Prime Minister Imran Khan on Monday said that he has "full faith" in his government's key ally PML-Q as he termed the opposition alliance's recent attempts to woo veteran politician Chaudhry Shujaat Hussain a sign of their fears.
The prime minister's comments came a day after PML-N President Shehbaz Sharif approached the PML-Q leader for the first time in 14 years to explain that the nine-party opposition alliance Pakistan Democratic Movement — with the PML-N and Jamiat Ulema-i-Islam-Fazl leading from the front — had made a "firm decision" to move a no-trust motion against the government in the coming days.
Shehbaz believed that political temperature was heating up and the opposition parties were now on the path to find favour with the government-allied parties, which too were not comfortable with the performance of the sitting government in terms of poor governance and unbridled inflation that had already pushed masses against the wall.
PDM chief and JUI-F president Maulana Fazlur Rehman had also reached out to the PML-Q on Saturday.
Reacting to the development while addressing the International Symposium on Pakistan's Hydropower Development in Global Perspective today, PM Imran appeared unfazed by the opposition's activities.
"[PML-Q leader and Federal Minister for Water Resources] Moonis Elahi said we shouldn't worry about the meetings," the premier said, adding that PTI workers had become "battle-hardened" because of the difficulties they had gone through in the last 25 years.
It is pertinent to mention here that Elahi was also in attendance and also spoke before the prime minister did.

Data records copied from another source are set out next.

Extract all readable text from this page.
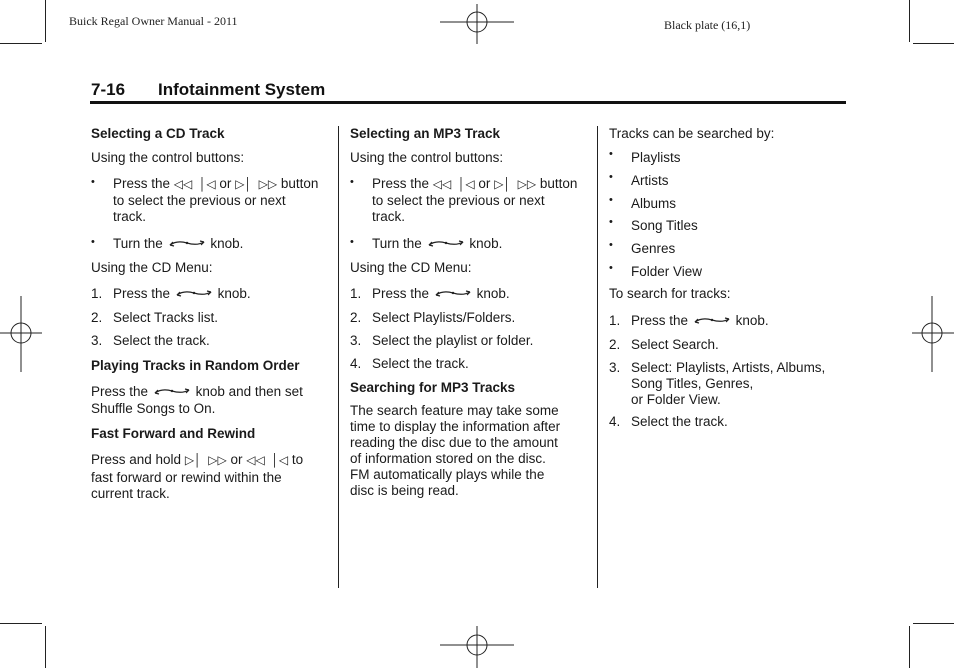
Buick Regal Owner Manual - 2011	Black plate (16,1)
7-16 Infotainment System
Selecting a CD Track
Using the control buttons:
• Press the ◁◁  │◁ or ▷│  ▷▷ button
to select the previous or next
track.
• Turn the	knob.
Using the CD Menu:
1. Press the	knob.
2. Select Tracks list.
3. Select the track.
Playing Tracks in Random Order
Press the	knob and then set
Shuffle Songs to On.
Fast Forward and Rewind
Press and hold ▷│  ▷▷ or ◁◁  │◁ to
fast forward or rewind within the
current track.
Selecting an MP3 Track
Using the control buttons:
• Press the ◁◁  │◁ or ▷│  ▷▷ button
to select the previous or next
track.
• Turn the	knob.
Using the CD Menu:
1. Press the	knob.
2. Select Playlists/Folders.
3. Select the playlist or folder.
4. Select the track.
Searching for MP3 Tracks
The search feature may take some
time to display the information after
reading the disc due to the amount
of information stored on the disc.
FM automatically plays while the
disc is being read.
Tracks can be searched by:
• Playlists
• Artists
• Albums
• Song Titles
• Genres
• Folder View
To search for tracks:
1. Press the	knob.
2. Select Search.
3. Select: Playlists, Artists, Albums,
Song Titles, Genres,
or Folder View.
4. Select the track.
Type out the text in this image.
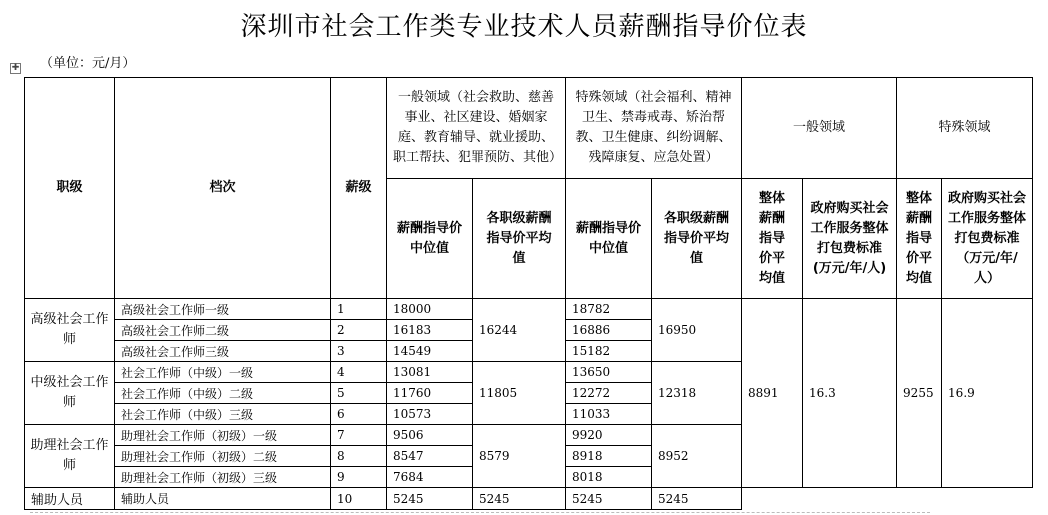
深圳市社会工作类专业技术人员薪酬指导价位表
（单位：元/月）
✚
职级	档次	薪级	一般领域（社会救助、慈善事业、社区建设、婚姻家庭、教育辅导、就业援助、职工帮扶、犯罪预防、其他）		特殊领域（社会福利、精神卫生、禁毒戒毒、矫治帮教、卫生健康、纠纷调解、残障康复、应急处置）		一般领域		特殊领域	
			薪酬指导价中位值	各职级薪酬指导价平均值	薪酬指导价中位值	各职级薪酬指导价平均值	整体薪酬指导价平均值	政府购买社会工作服务整体打包费标准(万元/年/人)	整体薪酬指导价平均值	政府购买社会工作服务整体打包费标准（万元/年/人）
高级社会工作师	高级社会工作师一级	1	18000	16244	18782	16950	8891	16.3	9255	16.9
	高级社会工作师二级	2	16183		16886					
	高级社会工作师三级	3	14549		15182					
中级社会工作师	社会工作师（中级）一级	4	13081	11805	13650	12318				
	社会工作师（中级）二级	5	11760		12272					
	社会工作师（中级）三级	6	10573		11033					
助理社会工作师	助理社会工作师（初级）一级	7	9506	8579	9920	8952				
	助理社会工作师（初级）二级	8	8547		8918					
	助理社会工作师（初级）三级	9	7684		8018					
辅助人员	辅助人员	10	5245	5245	5245	5245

"Those who are worried have now thought of Chaudhry sahib's health. I believe he is a politician who has skills that perhaps no one else does but to suddenly remember his health ... these are the people who are worried.
"We have full faith in you (Elahi) and your family," he added.
Earlier, Elahi also addressed the symposium and said the political environment was a "bit strange these days [but] there is nothing [substantial] in it. A spectacle is going on, whatever talks are being held ... we are political people. It is our job to meet people," he said while addressing the premier directly.
"The important thing to understand is that political people form relationships and then see them through like we have formed a relationship with you and will see it through. So, it is my request that you tell the PTI in a firm way, 'aap ne ghabrana nahi hai' (you should not worry)."
He added that the ministry would present a proposal on the Kalabagh Dam to the cabinet because it had become "essential" due to silting.
Lack of dams led to 'huge loss'
At the start of his speech, the prime minister lamented the "huge loss" that Pakistan has suffered because of successive governments' negligence in building dams.
If Pakistan had been generating electricity through hydropower plants — which it has great potential for — the cost of electricity would not be so high, he rued.
"Electricity in Pakistan becomes more expensive with the increase in fuel prices because half of the electricity is generated through fuels," he added.
Giving China's example, the premier said it was the fastest progressing country because of its long-term vision. In Pakistan, however, governments only focused on what could be done within five years, in time for the next election cycle, he said, adding that he was "very proud that instead of thinking about elections, we (PTI government) planned ahead".
He noted that Pakistan would have to cultivate more land as its population grew, questioning how land could be cultivated if water storage options were not available.
He cited the example of Khyber Pakhtunkhwa's Dera Ismail Khan, where he said there were "hundreds of thousands of acres of very fertile land" and only water was needed to cultivate it. If the land in D.I. Khan was used for agriculture, KP would no longer need to procure wheat from other provinces, he added.
The premier further said that if land in other areas of the country, including Thar, was cultivated, Pakistan could become an exporter of wheat and cotton.
Prime Minister Imran Khan also spoke about the controversial Kalabagh Dam project, saying that, if built, it would be located at a "very good place".
"We have only one issue: unless we convince our Sindhi brothers, anti-Pakistan forces working there will continue to use them [by saying] that their water will be stolen."
The premier said that a campaign would have to be run to convince the people of Sindh from a scientific point of view that they would not face any loss when the dam was built.